State kills NE Queens watchdog – QNS.com

State kills NE Queens watchdog

State leaders agreed to dismantle a commission that aimed to preserved the northeast Queens shoreline, including Aurora Pond in Udalls Cove, pictured here.
By Howard Koplowitz

A commission created to protect the northeast Queens shoreline, including Udalls Cove, Fort Totten and Alley Pond, was eliminated in state budget negotiations between state leaders, state Sen. Frank Padavan (R−Bellerose) said Tuesday.

While Padavan said he was not given justification for the dismantling of the Northeast Queens Nature and Historical Preservation Commission, City Councilman Tony Avella (D−Bayside) said he believed the move was politically motivated.

Padavan was in a prolonged and contentious battle to retain his seat in November against Councilman James Gennaro (D−Fresh Meadows), who lost the race by 480 votes in what became the longest contested election in the state’s history.

“I’m not surprised that the funding had been eliminated since the funding came from Sen. Padavan,” Avella said.

The commission’s dissolution is contingent upon state leaders passing the budget that was agreed upon in negotiations between Gov. David Paterson, Assembly Speaker Sheldon Silver (D−Manhattan) and Senate Majority Leader Malcolm Smith (D−St.
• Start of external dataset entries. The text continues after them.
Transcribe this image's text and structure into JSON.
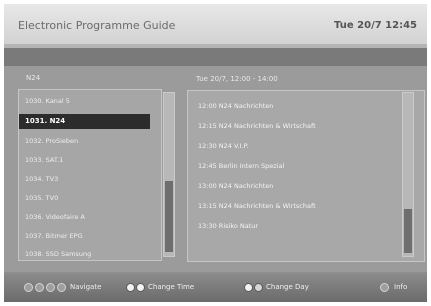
{
  "header": {
    "title": "Electronic Programme Guide",
    "datetime": "Tue 20/7 12:45"
  },
  "channel_list": {
    "header": "N24",
    "items": [
      {
        "label": "1030. Kanal 5"
      },
      {
        "label": "1031. N24",
        "selected": true
      },
      {
        "label": "1032. ProSieben"
      },
      {
        "label": "1033. SAT.1"
      },
      {
        "label": "1034. TV3"
      },
      {
        "label": "1035. TV0"
      },
      {
        "label": "1036. Videofaire A"
      },
      {
        "label": "1037. Bitmer EPG"
      },
      {
        "label": "1038. SSD Samsung"
      }
    ]
  },
  "schedule": {
    "header": "Tue 20/7,  12:00 - 14:00",
    "items": [
      "12:00 N24 Nachrichten",
      "12:15 N24 Nachrichten & Wirtschaft",
      "12:30 N24 V.I.P.",
      "12:45 Berlin Intern Spezial",
      "13:00 N24 Nachrichten",
      "13:15 N24 Nachrichten & Wirtschaft",
      "13:30 Risiko Natur"
    ]
  },
  "footer": {
    "navigate_label": "Navigate",
    "change_time_label": "Change Time",
    "change_day_label": "Change Day",
    "info_label": "Info"
  }
}
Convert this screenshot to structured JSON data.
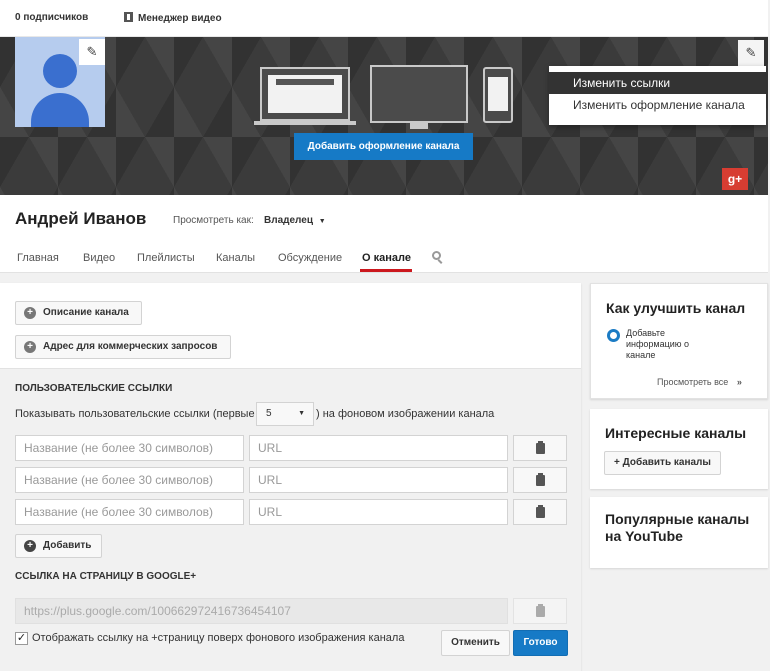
{
  "topbar": {
    "subscribers": "0 подписчиков",
    "video_manager": "Менеджер видео"
  },
  "banner": {
    "add_art_label": "Добавить оформление канала",
    "menu": [
      "Изменить ссылки",
      "Изменить оформление канала"
    ],
    "gplus_label": "g+"
  },
  "channel": {
    "name": "Андрей Иванов",
    "view_as_label": "Просмотреть как:",
    "view_as_value": "Владелец",
    "tabs": [
      "Главная",
      "Видео",
      "Плейлисты",
      "Каналы",
      "Обсуждение",
      "О канале"
    ]
  },
  "about": {
    "description_button": "Описание канала",
    "business_button": "Адрес для коммерческих запросов",
    "custom_links_title": "ПОЛЬЗОВАТЕЛЬСКИЕ ССЫЛКИ",
    "show_links_prefix": "Показывать пользовательские ссылки (первые",
    "show_links_count": "5",
    "show_links_suffix": ") на фоновом изображении канала",
    "name_placeholder": "Название (не более 30 символов)",
    "url_placeholder": "URL",
    "add_button": "Добавить",
    "gplus_section_title": "ССЫЛКА НА СТРАНИЦУ В GOOGLE+",
    "gplus_url": "https://plus.google.com/100662972416736454107",
    "gplus_checkbox_label": "Отображать ссылку на +страницу поверх фонового изображения канала",
    "cancel_button": "Отменить",
    "done_button": "Готово"
  },
  "sidebar": {
    "improve_title": "Как улучшить канал",
    "improve_item": "Добавьте информацию о канале",
    "view_all": "Просмотреть все",
    "featured_title": "Интересные каналы",
    "add_channels_button": "+ Добавить каналы",
    "popular_title": "Популярные каналы на YouTube"
  },
  "colors": {
    "accent": "#167ac6",
    "tab_underline": "#cc181e",
    "gplus": "#d73d32"
  }
}
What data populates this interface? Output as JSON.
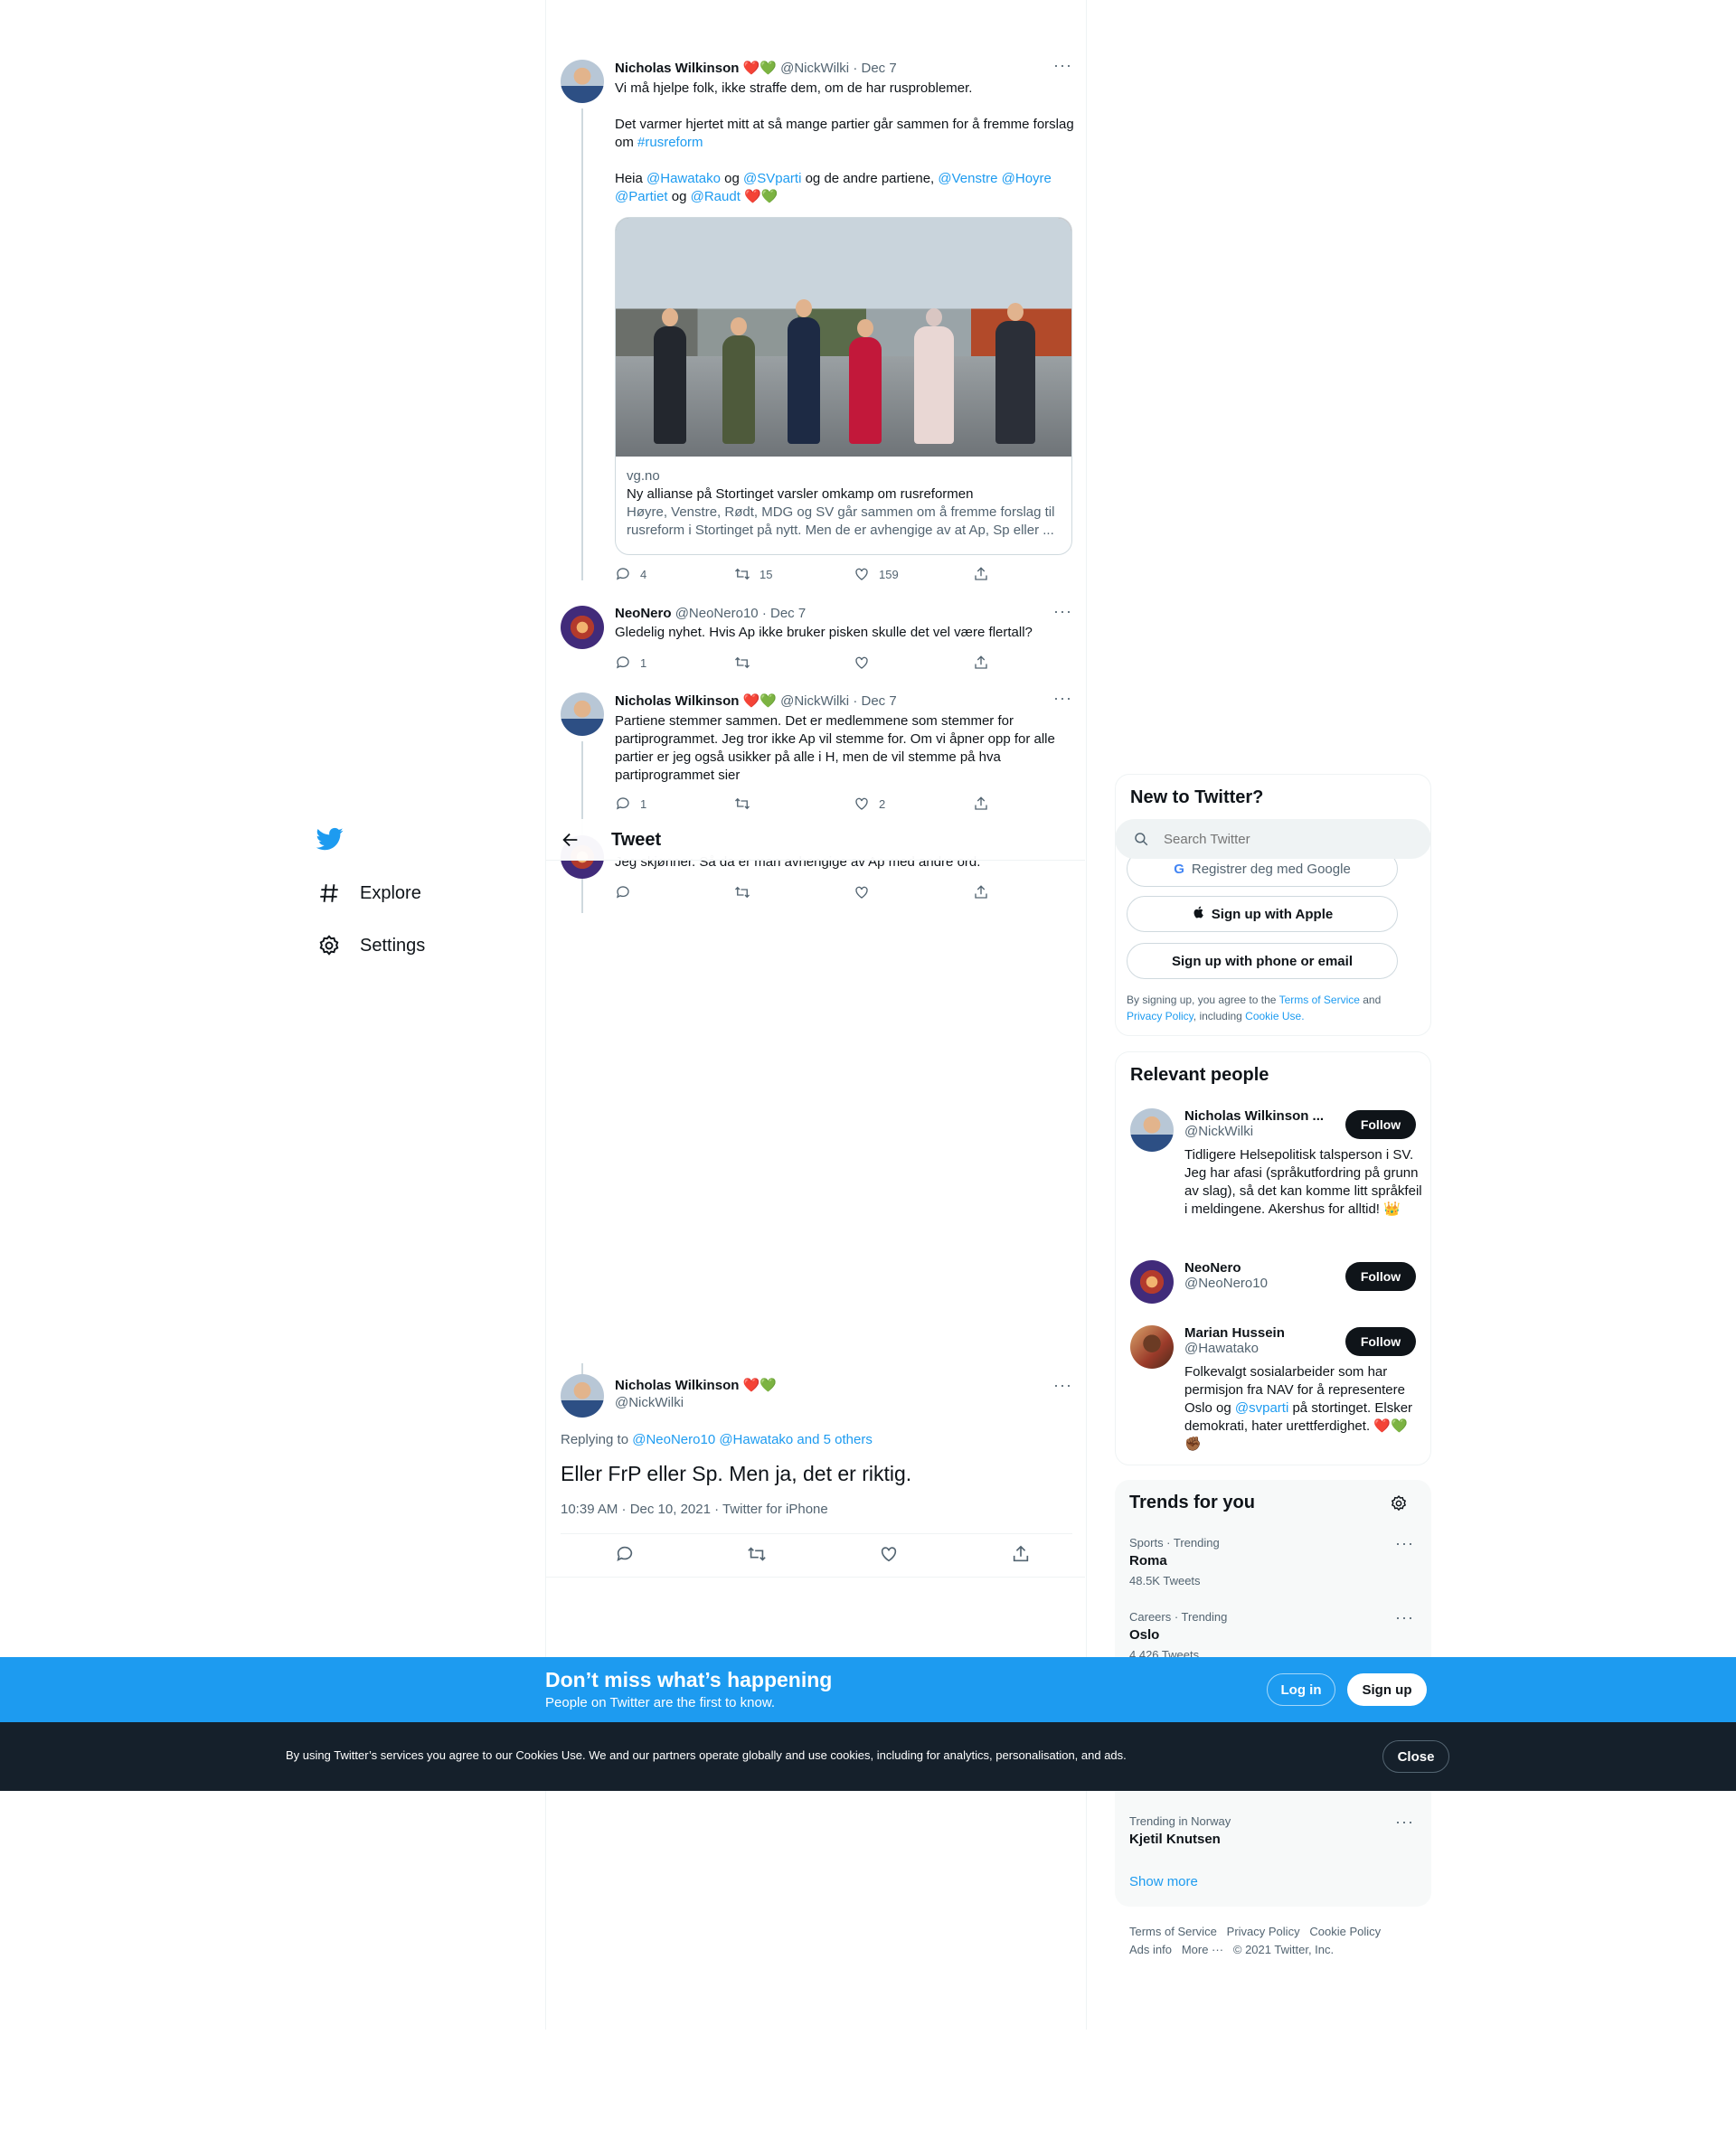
{
  "nav": {
    "explore": "Explore",
    "settings": "Settings"
  },
  "header": {
    "title": "Tweet"
  },
  "tweets": [
    {
      "name": "Nicholas Wilkinson",
      "hearts": "❤️💚",
      "handle": "@NickWilki",
      "dot": "·",
      "date": "Dec 7",
      "line1": "Vi må hjelpe folk, ikke straffe dem, om de har rusproblemer.",
      "line2a": "Det varmer hjertet mitt at så mange partier går sammen for å fremme forslag",
      "line2b": "om ",
      "hashtag": "#rusreform",
      "line3a": "Heia ",
      "m1": "@Hawatako",
      "og1": " og ",
      "m2": "@SVparti",
      "rest1": " og de andre partiene, ",
      "m3": "@Venstre",
      "m4": "@Hoyre",
      "m5": "@Partiet",
      "og2": " og ",
      "m6": "@Raudt",
      "card": {
        "domain": "vg.no",
        "title": "Ny allianse på Stortinget varsler omkamp om rusreformen",
        "desc": "Høyre, Venstre, Rødt, MDG og SV går sammen om å fremme forslag til rusreform i Stortinget på nytt. Men de er avhengige av at Ap, Sp eller ..."
      },
      "replies": "4",
      "retweets": "15",
      "likes": "159"
    },
    {
      "name": "NeoNero",
      "handle": "@NeoNero10",
      "dot": "·",
      "date": "Dec 7",
      "text": "Gledelig nyhet. Hvis Ap ikke bruker pisken skulle det vel være flertall?",
      "replies": "1"
    },
    {
      "name": "Nicholas Wilkinson",
      "hearts": "❤️💚",
      "handle": "@NickWilki",
      "dot": "·",
      "date": "Dec 7",
      "text": "Partiene stemmer sammen. Det er medlemmene som stemmer for partiprogrammet. Jeg tror ikke Ap vil stemme for. Om vi åpner opp for alle partier er jeg også usikker på alle i H, men de vil stemme på hva partiprogrammet sier",
      "replies": "1",
      "likes": "2"
    },
    {
      "partial_text": "Jeg skjønner. Så da er man avhengige av Ap med andre ord."
    }
  ],
  "main_tweet": {
    "name": "Nicholas Wilkinson",
    "hearts": "❤️💚",
    "handle": "@NickWilki",
    "replying_label": "Replying to ",
    "replying_to": "@NeoNero10 @Hawatako and 5 others",
    "text": "Eller FrP eller Sp. Men ja, det er riktig.",
    "meta": "10:39 AM · Dec 10, 2021 · Twitter for iPhone"
  },
  "sidebar": {
    "new_title": "New to Twitter?",
    "search_placeholder": "Search Twitter",
    "google_label": "Registrer deg med Google",
    "apple_label": "Sign up with Apple",
    "phone_label": "Sign up with phone or email",
    "terms_1": "By signing up, you agree to the ",
    "terms_link1": "Terms of Service",
    "terms_2": " and ",
    "terms_link2": "Privacy Policy",
    "terms_3": ", including ",
    "terms_link3": "Cookie Use.",
    "relevant_title": "Relevant people",
    "people": [
      {
        "name": "Nicholas Wilkinson ...",
        "handle": "@NickWilki",
        "bio": "Tidligere Helsepolitisk talsperson i SV. Jeg har afasi (språkutfordring på grunn av slag), så det kan komme litt språkfeil i meldingene. Akershus for alltid! 👑",
        "follow": "Follow"
      },
      {
        "name": "NeoNero",
        "handle": "@NeoNero10",
        "follow": "Follow"
      },
      {
        "name": "Marian Hussein",
        "handle": "@Hawatako",
        "bio_a": "Folkevalgt sosialarbeider som har permisjon fra NAV for å representere Oslo og ",
        "bio_link": "@svparti",
        "bio_b": " på stortinget. Elsker demokrati, hater urettferdighet. ❤️💚 ✊🏾",
        "follow": "Follow"
      }
    ],
    "trends_title": "Trends for you",
    "trends": [
      {
        "meta": "Sports · Trending",
        "name": "Roma",
        "count": "48.5K Tweets"
      },
      {
        "meta": "Careers · Trending",
        "name": "Oslo",
        "count": "4,426 Tweets"
      },
      {
        "meta": "Trending in Norway",
        "name": "Kjetil Knutsen"
      }
    ],
    "show_more": "Show more",
    "footer": {
      "tos": "Terms of Service",
      "privacy": "Privacy Policy",
      "cookie": "Cookie Policy",
      "ads": "Ads info",
      "more": "More ···",
      "copyright": "© 2021 Twitter, Inc."
    }
  },
  "banner": {
    "title": "Don’t miss what’s happening",
    "subtitle": "People on Twitter are the first to know.",
    "login": "Log in",
    "signup": "Sign up"
  },
  "cookie": {
    "text": "By using Twitter’s services you agree to our Cookies Use. We and our partners operate globally and use cookies, including for analytics, personalisation, and ads.",
    "close": "Close"
  },
  "colors": {
    "accent": "#1d9bf0",
    "dark": "#0f1419",
    "muted": "#536471",
    "banner": "#1d9bf0",
    "cookie_bg": "#15202b"
  }
}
Albans).

Padavan declined to say whether he believed killing the commission was payback.

“If it is politically motivated, it is despicable,” he said, noting that the nine−member commission operated under five previous governors who belonged to both parties. “I would think no, but it’s hard for me to say.”

Padavan said he learned the commission was being scrapped after reading the budget and questioned why his colleagues who represent the area — state Assemblywomen Ann Margaret Carrozza (D−Bayside) and Nettie Mayersohn (D−Flushing) and state Sen. Toby Stavisky (D−Whitestone) — did not speak out. The group had received state funds of $120,000.

“Why they didn’t put their two cents in, I don’t know,” he said.

The commission, a citizen watchdog group that aims to preserve the northeast Queens shoreline, was created in 1973 through legislation sponsored by Padavan. Seven out of nine commission members are appointed by the governor and are volunteers who do not receive a salary. The other two are full−time and part−time employees.

Padavan said the commission helped keep development out of Little Neck Bay, the Udalls Cove property on Northern Boulevard and Fort Totten.

Under the agreement reached between Paterson, Silver and Smith, the commission’s duties will be shifted to the state Parks Department.

In a statement, the senator called the move “a senseless action” and said it would not save money because the commission only had one full−time and one part−time employee who are paid.

Padavan said there would be significant costs related to the plan because more state Parks workers would have to be staffed to carry out the commission’s functions. But the senator also expressed concerns that Paterson would not dispatch state workers to the shoreline.

Northeast Queens Nature Chairman Bernard Haber, a Douglaston resident, doubted that the state could adequately replace the body.

“There’s no way the state Parks Department can do the work of our commission,” he said. “They’ll have to hire a lot more people to do that.”

“It’s just a shame that the people of New York City will be deprived of oversight of a 10−mile waterfront,” Haber said.